You have a hand of $$$n$$$ cards, where each card has a number written on it, and a fixed integer $$$k$$$. You can perform the following operation any number of times:

  • Choose any $$$k$$$ cards from your hand that all have the same number.
  • Exchange these cards for $$$k-1$$$ cards, each of which can have any number you choose (including the number written on the cards you just exchanged).

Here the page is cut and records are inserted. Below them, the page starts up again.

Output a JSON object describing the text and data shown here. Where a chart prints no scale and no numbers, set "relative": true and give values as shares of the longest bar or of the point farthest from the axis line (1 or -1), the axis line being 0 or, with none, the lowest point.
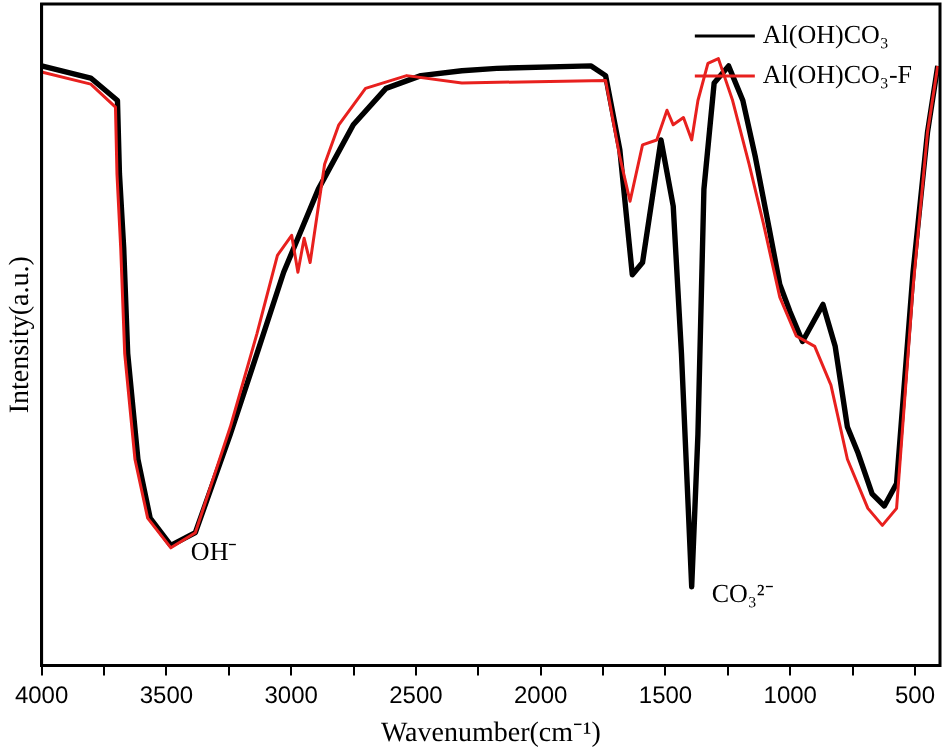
{
  "chart_data": {
    "type": "line",
    "relative": true,
    "xlabel": "Wavenumber(cm⁻¹)",
    "ylabel": "Intensity(a.u.)",
    "xlim": [
      4000,
      400
    ],
    "xticks": [
      4000,
      {
        "value": 3750,
        "label": null
      },
      3500,
      {
        "value": 3250,
        "label": null
      },
      3000,
      {
        "value": 2750,
        "label": null
      },
      2500,
      {
        "value": 2250,
        "label": null
      },
      2000,
      {
        "value": 1750,
        "label": null
      },
      1500,
      {
        "value": 1250,
        "label": null
      },
      1000,
      {
        "value": 750,
        "label": null
      },
      500
    ],
    "legend": "top right",
    "grid": false,
    "marker": "none",
    "line_style": "solid",
    "annotations": [
      {
        "text": "OH⁻",
        "x": 3482,
        "y": 0.198
      },
      {
        "text": "CO₃²⁻",
        "x": 1395,
        "y": 0.13
      }
    ],
    "series": [
      {
        "name": "Al(OH)CO₃",
        "color": "#000000",
        "x": [
          4000,
          3803,
          3696,
          3688,
          3671,
          3655,
          3614,
          3565,
          3482,
          3384,
          3244,
          3137,
          3030,
          2891,
          2751,
          2620,
          2480,
          2316,
          2176,
          1798,
          1740,
          1683,
          1633,
          1592,
          1518,
          1469,
          1436,
          1395,
          1370,
          1346,
          1305,
          1247,
          1190,
          1140,
          1083,
          1042,
          1001,
          951,
          869,
          820,
          771,
          730,
          672,
          623,
          574,
          508,
          450,
          409
        ],
        "values": [
          0.988,
          0.968,
          0.931,
          0.81,
          0.688,
          0.514,
          0.34,
          0.243,
          0.198,
          0.219,
          0.381,
          0.514,
          0.648,
          0.785,
          0.891,
          0.951,
          0.972,
          0.98,
          0.984,
          0.988,
          0.972,
          0.85,
          0.644,
          0.664,
          0.866,
          0.757,
          0.514,
          0.13,
          0.381,
          0.785,
          0.96,
          0.988,
          0.931,
          0.838,
          0.717,
          0.628,
          0.583,
          0.534,
          0.595,
          0.526,
          0.393,
          0.352,
          0.283,
          0.263,
          0.3,
          0.648,
          0.879,
          0.988
        ]
      },
      {
        "name": "Al(OH)CO₃-F",
        "color": "#e8201e",
        "x": [
          4000,
          3803,
          3704,
          3698,
          3683,
          3667,
          3626,
          3575,
          3482,
          3384,
          3244,
          3137,
          3055,
          2998,
          2973,
          2948,
          2924,
          2866,
          2809,
          2702,
          2537,
          2316,
          1740,
          1683,
          1642,
          1592,
          1535,
          1494,
          1469,
          1428,
          1395,
          1370,
          1330,
          1288,
          1231,
          1165,
          1108,
          1042,
          976,
          902,
          837,
          771,
          689,
          631,
          574,
          508,
          450,
          409
        ],
        "values": [
          0.978,
          0.958,
          0.92,
          0.81,
          0.688,
          0.514,
          0.34,
          0.243,
          0.194,
          0.219,
          0.393,
          0.547,
          0.676,
          0.709,
          0.648,
          0.704,
          0.664,
          0.826,
          0.891,
          0.951,
          0.972,
          0.96,
          0.964,
          0.838,
          0.765,
          0.858,
          0.866,
          0.915,
          0.891,
          0.903,
          0.866,
          0.931,
          0.992,
          1.0,
          0.931,
          0.826,
          0.729,
          0.607,
          0.543,
          0.526,
          0.462,
          0.34,
          0.259,
          0.231,
          0.259,
          0.623,
          0.879,
          0.988
        ]
      }
    ]
  }
}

Here is one possible sequence of operations for the first example case, which has $$$k=3$$$:

What is the minimum number of cards you can have in your hand at the end of this process?

Input

The first line of the input contains a single integer $$$t$$$ ($$$1 \le t \le 500$$$) — the number of test cases. The description of the test cases follows.

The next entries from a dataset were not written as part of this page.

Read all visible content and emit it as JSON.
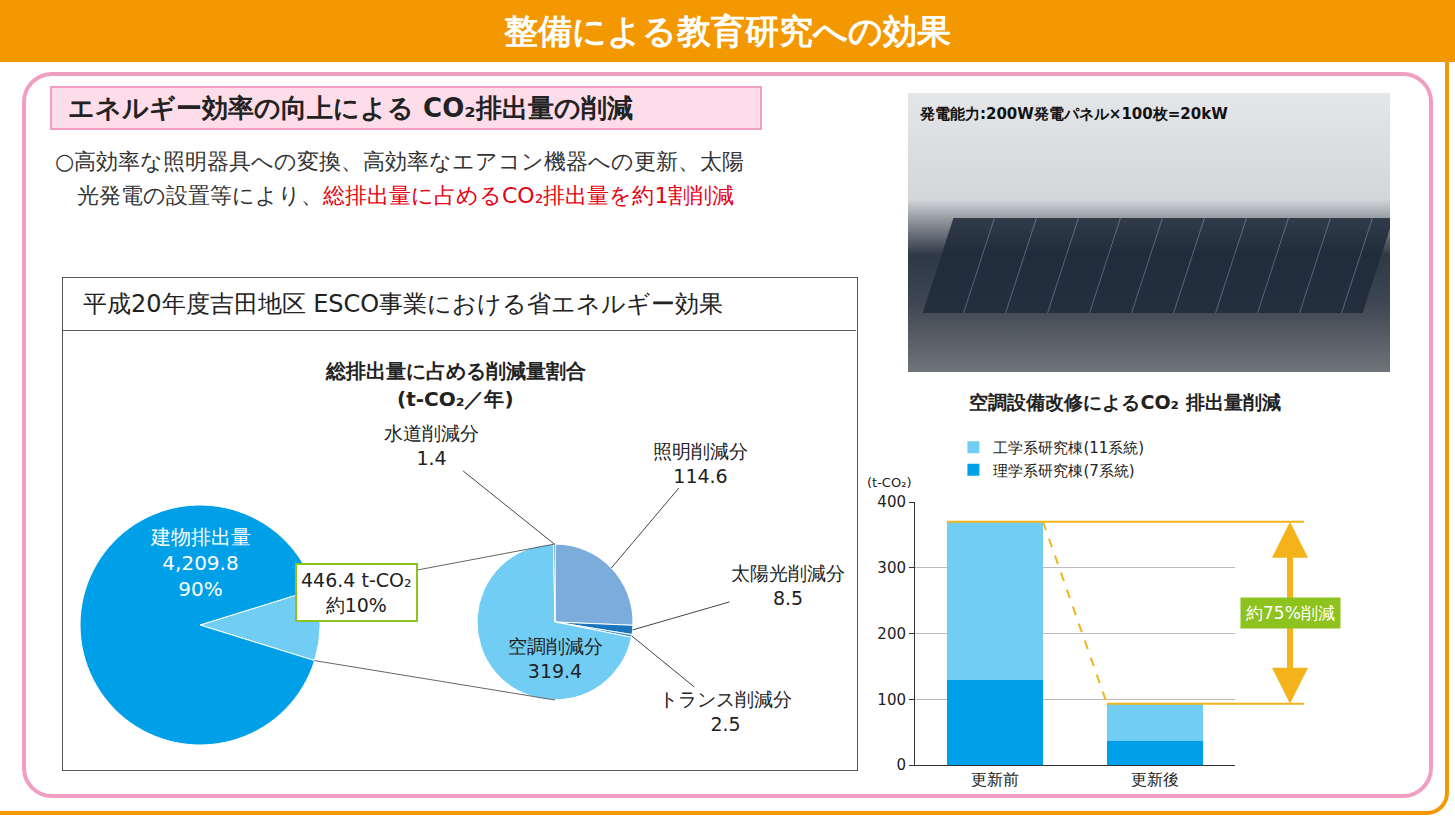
{
  "header": {
    "title": "整備による教育研究への効果"
  },
  "section": {
    "title": "エネルギー効率の向上による CO₂排出量の削減",
    "text": [
      {
        "text": "○高効率な照明器具への変換、高効率なエアコン機器への更新、太陽光発電の設置等により、",
        "color": "#333333"
      },
      {
        "text": "総排出量に占めるCO₂排出量を約1割削減",
        "color": "#e60012"
      }
    ]
  },
  "photo": {
    "caption": "発電能力:200W発電パネル×100枚=20kW"
  },
  "chart_data": [
    {
      "type": "pie",
      "title": "平成20年度吉田地区 ESCO事業における省エネルギー効果",
      "subtitle": [
        "総排出量に占める削減量割合",
        "(t-CO₂／年)"
      ],
      "data_labels": true,
      "pies": [
        {
          "categories": [
            null,
            "建物排出量"
          ],
          "values": [
            446.4,
            4209.8
          ],
          "value_labels": [
            "446.4 t-CO₂",
            "4,209.8"
          ],
          "percents": [
            10,
            90
          ],
          "percent_labels": [
            "約10%",
            "90%"
          ],
          "colors": [
            "#72cdf4",
            "#00a0e9"
          ]
        },
        {
          "categories": [
            "照明削減分",
            "太陽光削減分",
            "トランス削減分",
            "空調削減分",
            "水道削減分"
          ],
          "values": [
            114.6,
            8.5,
            2.5,
            319.4,
            1.4
          ],
          "colors": [
            "#7bacdc",
            "#1b75bc",
            "#3d8fd1",
            "#72cdf4",
            "#0d5a9e"
          ]
        }
      ]
    },
    {
      "type": "bar",
      "stacked": true,
      "title": "空調設備改修によるCO₂ 排出量削減",
      "y_label": "(t-CO₂)",
      "categories": [
        "更新前",
        "更新後"
      ],
      "series": [
        {
          "name": "理学系研究棟(7系統)",
          "color": "#00a0e9",
          "values": [
            130,
            37
          ]
        },
        {
          "name": "工学系研究棟(11系統)",
          "color": "#72cdf4",
          "values": [
            240,
            56
          ]
        }
      ],
      "ylim": [
        0,
        400
      ],
      "yticks": [
        0,
        100,
        200,
        300,
        400
      ],
      "grid": true,
      "legend": "top",
      "annotations": [
        {
          "text": "約75%削減",
          "color": "#8dc21f"
        }
      ]
    }
  ]
}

The first line of each test case contains two integers $$$n$$$ and $$$k$$$ ($$$1 \le n \le 100$$$, $$$2 \le k \le 100$$$) — the number of cards you have, and the number of cards you exchange during each operation, respectively.

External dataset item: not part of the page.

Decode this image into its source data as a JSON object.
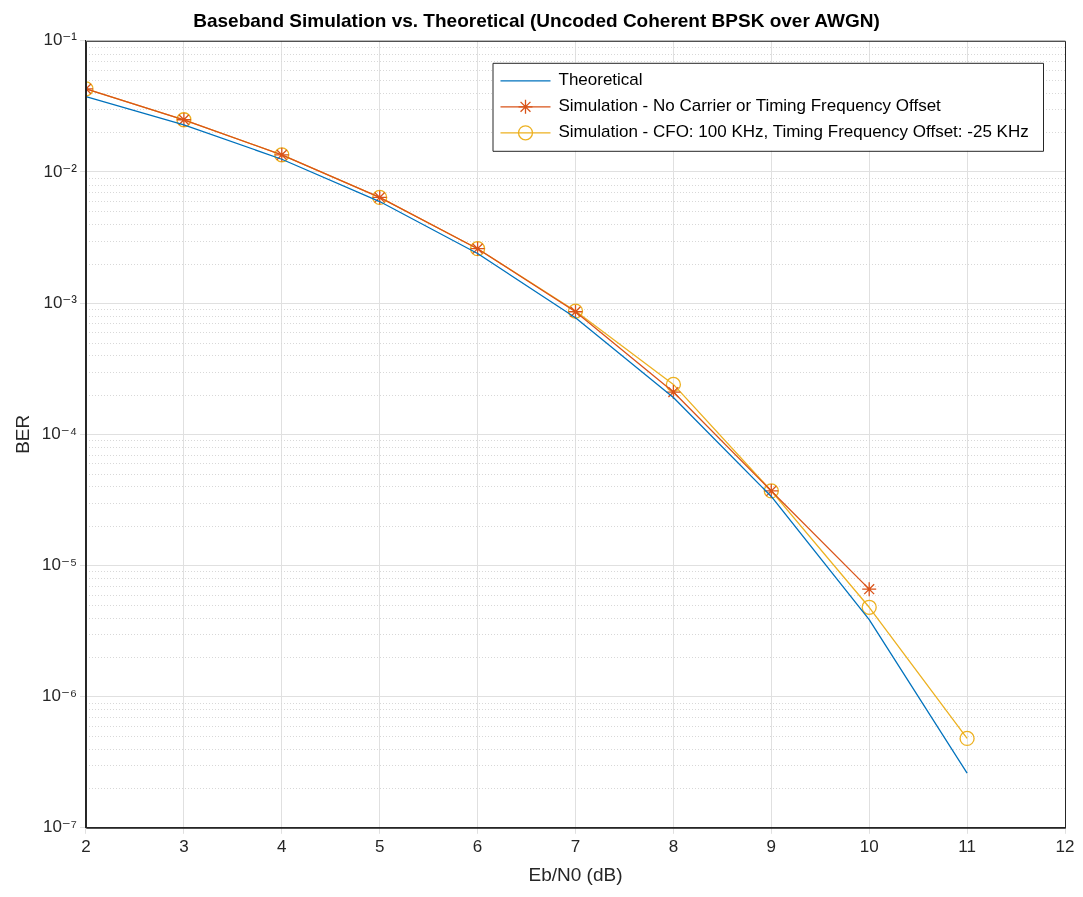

The next line of each test case contains $$$n$$$ integers $$$c_1, c_2, \ldots c_n$$$ ($$$1 \le c_i \le 100$$$) — the numbers written on your cards.

Output

For each test case, output a single integer — the minimum number of cards you can have left in your hand after any number of operations.

Example
Input
7
5 3
4 1 1 4 4
1 10
7
7 2
4 2 1 100 5 2 3
10 4
1 1 1 1 1 1 1 1 1 1
5 2
3 8 1 48 7
6 2
10 20 30 10 20 40
6 3
10 20 30 10 20 40
Output
2
1
1
3
5
1
6
Note

The first example case corresponds to the picture above. The sequence of operations displayed there is optimal, so the answer is $$$2$$$.

In the second example case, no operations can be performed, so the answer is $$$1$$$.

In the fourth example case, you can repeatedly select $$$4$$$ cards numbered with $$$1$$$ and replace them with $$$3$$$ cards numbered with $$$1$$$, until there are $$$3$$$ cards left.